A few words on the Israeli lobby and Congress

Here’s how the powerful, pro-Israel lobby AIPAC describes itself:

“For more than half a century, the American Israel Public Affairs Committee has worked to help make Israel more secure by ensuring that American support remains strong. From a small pro-Israel public affairs boutique in the 1950s, AIPAC has grown into a 100,000-member national grassroots movement described by The New York Times as ‘the most important organization affecting America’s relationship with Israel.’”

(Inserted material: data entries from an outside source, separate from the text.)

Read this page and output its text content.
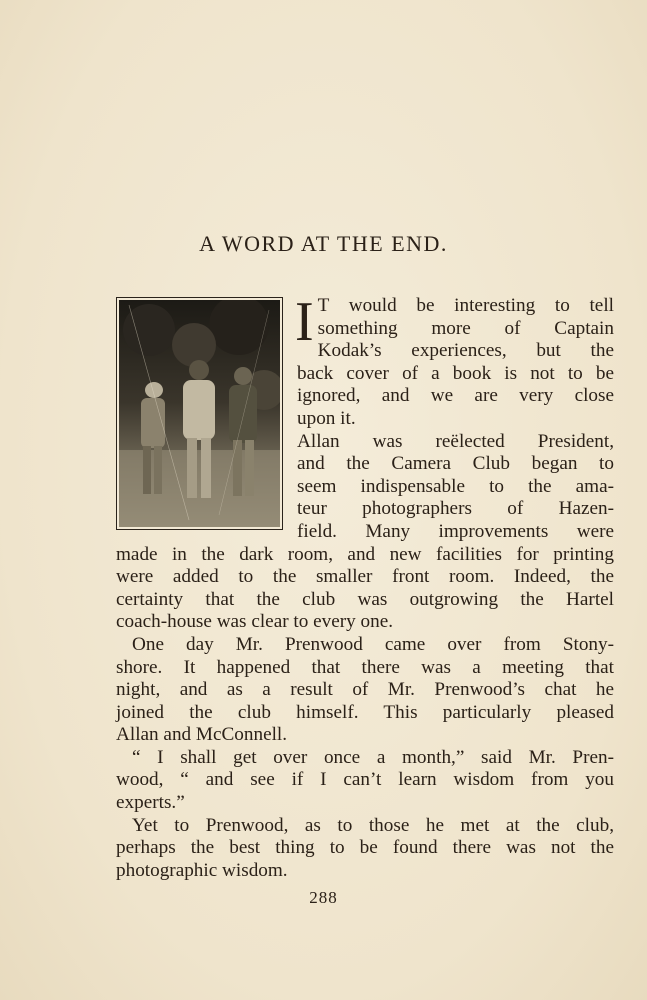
A WORD AT THE END.
I T would be interesting to tell
something more of Captain
Kodak’s experiences, but the
back cover of a book is not to be
ignored, and we are very close
upon it.
Allan was reëlected President,
and the Camera Club began to
seem indispensable to the ama-
teur photographers of Hazen-
field. Many improvements were
made in the dark room, and new facilities for printing
were added to the smaller front room. Indeed, the
certainty that the club was outgrowing the Hartel
coach-house was clear to every one.
One day Mr. Prenwood came over from Stony-
shore. It happened that there was a meeting that
night, and as a result of Mr. Prenwood’s chat he
joined the club himself. This particularly pleased
Allan and McConnell.
“ I shall get over once a month,” said Mr. Pren-
wood, “ and see if I can’t learn wisdom from you
experts.”
Yet to Prenwood, as to those he met at the club,
perhaps the best thing to be found there was not the
photographic wisdom.
288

Here’s how STOP AIPAC, a group formed by peace and justice activists in the San Francisco Bay Area, describes the lobby:

“AIPAC had played a key role in fomenting support for the U.S. invasion of Iraq. It is playing an even greater role in supporting a future military strike against the people of Iran… Only rarely is a critical word uttered among politicians regarding AIPAC and its associates that support unjust and aggressive and disastrous U.S. policies toward the peoples of the Middle East… For too long, policies that support Israeli militarism and occupation have gone unchallenged. Political voices raising even minor disagreements with prevailing policies are silenced or subject to campaigns of intimidation.”

Whichever view is right about AIPAC, the group – and Israel – certainly got a boost recently with the vote on House Resolution 867 which called on “the President and the Secretary of State to oppose unequivocally any endorsement or further consideration of the Report of the United Nations Fact Finding Mission on the Gaza Conflict… .”

You may recall from an earlier blog, that the report, by Richard Goldstone, a widely respected former prosecutor at the U.N. war crimes tribunals for the former Yugoslavia and Rwanda, condemned both Israel and the Palestinian authorities for war crimes during Israel’s military invasion of Gaza from December 27 to January 18. But it singled out Israel for “actions amounting to war crimes, possibly crimes against humanity.”

There were 344 representatives who voted for the resolution; only 36 voted against it. Washington state representatives Brian Baird and Jim McDermott were part of the lonely stand against the resolution. All the other Washington state representatives – Jay Inslee, Rick Larsen, Doc Hastings, Cathy McMorris, Norm Dicks, Dave Reichert and Adam Smith – voted in favor.

I’d like to hear sometime our lawmakers’ views on AIPAC.

1 Comment to “A few words on the Israeli lobby and Congress”

  1. By John Reinke, November 8, 2009 @ 10:41 pm

    Thank you for your comments on AIPAC. There is a new Jewish American lobby called “J Street” that seeks to present a different viewpoint on the Israeli-Palestinian conflict, that is more cognizant of the rights of the Palestinians. I wish them well.